The Worst Mistake Sales Professionals Make on LinkedIn

When it comes to LinkedIn, there are right and wrong ways to use it. And, one of the worst mistake sales professionals make on LinkedIn is treating it as a sales tool. So avoid this at all costs, because actually, no one enjoys being sold to.

Imagine this: when you go to a live networking event, you don’t just show up, put business cards on the table, and leave. That’s impersonal and, frankly, rude. The same thing goes for “selling” on LinkedIn. 

You can have all the information, but no one will care about that until you show them how valuable they are. In addition, you cannot determine whether customers will appreciate what you offer until you learn more about your potential clients.

Therefore, we singled out three simple rules that you should follow to prevent prospects from feeling like you’re just trying to sell them something.

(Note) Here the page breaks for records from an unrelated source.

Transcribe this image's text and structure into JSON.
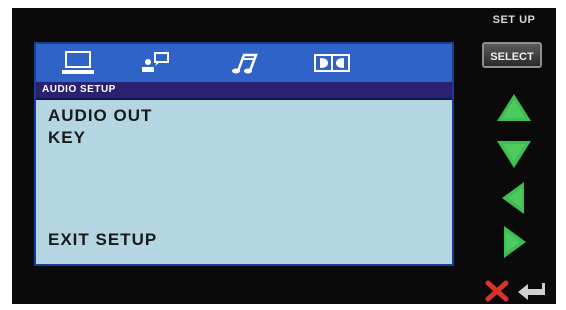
{
  "side_panel": {
    "setup_label": "SET UP",
    "select_label": "SELECT",
    "icons": [
      "up-arrow-icon",
      "down-arrow-icon",
      "left-arrow-icon",
      "right-arrow-icon",
      "close-icon",
      "return-icon"
    ]
  },
  "tabs": [
    {
      "icon": "monitor-icon",
      "active": true
    },
    {
      "icon": "person-speech-icon",
      "active": false
    },
    {
      "icon": "music-note-icon",
      "active": false
    },
    {
      "icon": "dolby-icon",
      "active": false
    }
  ],
  "section": {
    "title": "AUDIO SETUP"
  },
  "menu": {
    "items": [
      "AUDIO OUT",
      "KEY"
    ],
    "exit_label": "EXIT SETUP"
  },
  "colors": {
    "tab_bar": "#2f63c8",
    "header": "#2a2170",
    "panel": "#b4d6e2",
    "arrow_green": "#3fbe52",
    "close_red": "#d9342b"
  }
}
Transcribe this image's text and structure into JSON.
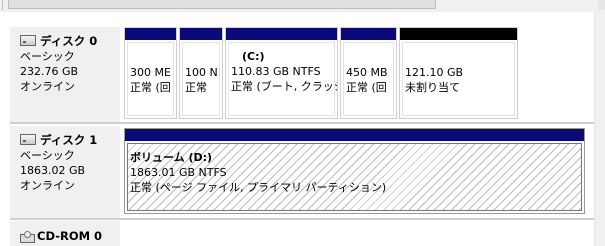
{
  "disks": [
    {
      "name": "ディスク 0",
      "type": "ベーシック",
      "size": "232.76 GB",
      "status": "オンライン",
      "partitions": [
        {
          "line1": "",
          "line2": "300 ME",
          "line3": "正常 (回"
        },
        {
          "line1": "",
          "line2": "100 N",
          "line3": "正常"
        },
        {
          "line1": "(C:)",
          "line2": "110.83 GB NTFS",
          "line3": "正常 (ブート, クラッシ"
        },
        {
          "line1": "",
          "line2": "450 MB",
          "line3": "正常 (回"
        },
        {
          "line1": "",
          "line2": "121.10 GB",
          "line3": "未割り当て"
        }
      ]
    },
    {
      "name": "ディスク 1",
      "type": "ベーシック",
      "size": "1863.02 GB",
      "status": "オンライン",
      "partitions": [
        {
          "line1": "ボリューム (D:)",
          "line2": "1863.01 GB NTFS",
          "line3": "正常 (ページ ファイル, プライマリ パーティション)"
        }
      ]
    },
    {
      "name": "CD-ROM 0"
    }
  ],
  "icons": {
    "disk": "hard-disk-icon",
    "cdrom": "cd-drive-icon"
  },
  "colors": {
    "primary_bar": "#09097a",
    "unallocated_bar": "#000000",
    "label_bg": "#f0f0f0"
  }
}
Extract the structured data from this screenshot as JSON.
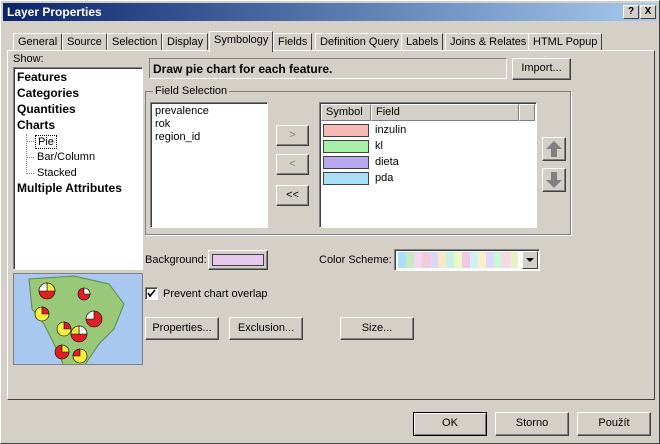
{
  "window": {
    "title": "Layer Properties",
    "help_label": "?",
    "close_label": "X"
  },
  "tabs": [
    {
      "label": "General"
    },
    {
      "label": "Source"
    },
    {
      "label": "Selection"
    },
    {
      "label": "Display"
    },
    {
      "label": "Symbology",
      "active": true
    },
    {
      "label": "Fields"
    },
    {
      "label": "Definition Query"
    },
    {
      "label": "Labels"
    },
    {
      "label": "Joins & Relates"
    },
    {
      "label": "HTML Popup"
    }
  ],
  "show": {
    "label": "Show:",
    "items": [
      {
        "label": "Features"
      },
      {
        "label": "Categories"
      },
      {
        "label": "Quantities"
      },
      {
        "label": "Charts"
      }
    ],
    "sub_items": [
      {
        "label": "Pie",
        "selected": true
      },
      {
        "label": "Bar/Column"
      },
      {
        "label": "Stacked"
      }
    ],
    "last_item": "Multiple Attributes"
  },
  "description": "Draw pie chart for each feature.",
  "import_label": "Import...",
  "field_selection": {
    "legend": "Field Selection",
    "available": [
      "prevalence",
      "rok",
      "region_id"
    ],
    "buttons": {
      "add": ">",
      "remove": "<",
      "remove_all": "<<"
    },
    "columns": {
      "symbol": "Symbol",
      "field": "Field"
    },
    "selected": [
      {
        "field": "inzulin",
        "color": "#f7b8b8"
      },
      {
        "field": "kl",
        "color": "#a8f0a8"
      },
      {
        "field": "dieta",
        "color": "#b8a8f0"
      },
      {
        "field": "pda",
        "color": "#a8e0f8"
      }
    ],
    "up_icon": "arrow-up-icon",
    "down_icon": "arrow-down-icon"
  },
  "background": {
    "label": "Background:",
    "color": "#e8c8f0"
  },
  "color_scheme": {
    "label": "Color Scheme:",
    "colors": [
      "#a8e0f8",
      "#c8e8c8",
      "#f0d8f0",
      "#f8c8d8",
      "#d8d8f8",
      "#f8e8c8",
      "#c8f0e8",
      "#e8f8c8",
      "#f0c8e0",
      "#d0f0f8",
      "#f8f0c8",
      "#e0d8f8",
      "#c8f8d8",
      "#f8d8e8",
      "#e8f0c8"
    ]
  },
  "prevent_overlap": {
    "label": "Prevent chart overlap",
    "checked": true
  },
  "action_buttons": {
    "properties": "Properties...",
    "exclusion": "Exclusion...",
    "size": "Size..."
  },
  "footer": {
    "ok": "OK",
    "cancel": "Storno",
    "apply": "Použít"
  }
}
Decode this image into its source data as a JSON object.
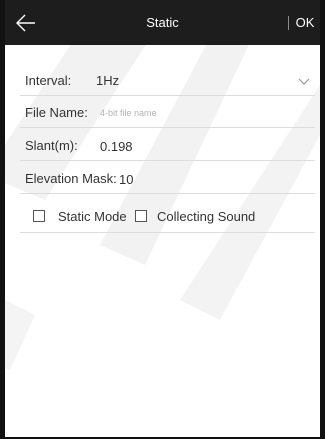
{
  "header": {
    "title": "Static",
    "ok_label": "OK",
    "back_icon": "arrow-left-icon",
    "background": "#1d1d1d"
  },
  "form": {
    "interval": {
      "label": "Interval:",
      "value": "1Hz",
      "icon": "chevron-down-icon"
    },
    "file_name": {
      "label": "File Name:",
      "value": "",
      "placeholder": "4-bit file name"
    },
    "slant": {
      "label": "Slant(m):",
      "value": "0.198"
    },
    "elevation_mask": {
      "label": "Elevation Mask:",
      "value": "10"
    },
    "static_mode": {
      "label": "Static Mode",
      "checked": false
    },
    "collecting_sound": {
      "label": "Collecting Sound",
      "checked": false
    }
  }
}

Permission connection method

When sending a connection request, you should tweak your wording slightly. 

Don’t use the standard “I would like to invite you to join my LinkedIn network” message, but rather customize it and make it sound more personal. Give a little background about why you want to connect and ask for permission.

For instance: “Hello [name], I am interested in expanding my network of sales leaders in the Western area. Would you be willing to connect via LinkedIn? Kind regards, – [your name].”

Consider the issues your prospects are facing 

It will be easier to connect with people if you demonstrate a genuine interest in their challenges and difficulties, so ask questions about these topics. 

LinkedIn is primarily used to foster network-building, professional and skill development. If you can discover their biggest challenges, you can have more insight into how to present your products or services without sounding sales-y.

Think about forming questions like, “Most of my clients in the same industry claim that [example] frustrates them the most. Are you experiencing the same frustration? Or you have some other concerns? 

Take a moment to consider what you would like to be asked that could help your business move forward or help you accomplish something on your to-do list.

Building a relationship with free value

Providing information, courses, training, etc., is one of the ways to accomplish this. You might be able to provide expertise free of charge in the form of training videos or discovery calls. 

For instance, if you came across a white paper that contained valuable information, offer it. Prospects will appreciate it if you try to make even the slightest effort to understand their needs.

According to research, 64% of consumers value hearing from salespeople who provide relevant and insightful information.

Think about whether you would be offended or annoyed by that message before sending it to a client. In the situation when the answer is positive, consider adding value first. By doing this you will avoid one of the worst mistake sales professionals make on LinkedIn.

The bottom line is not to be afraid of making new connections. Be just as courteous on LinkedIn as you would in person and do as you expect to be treated.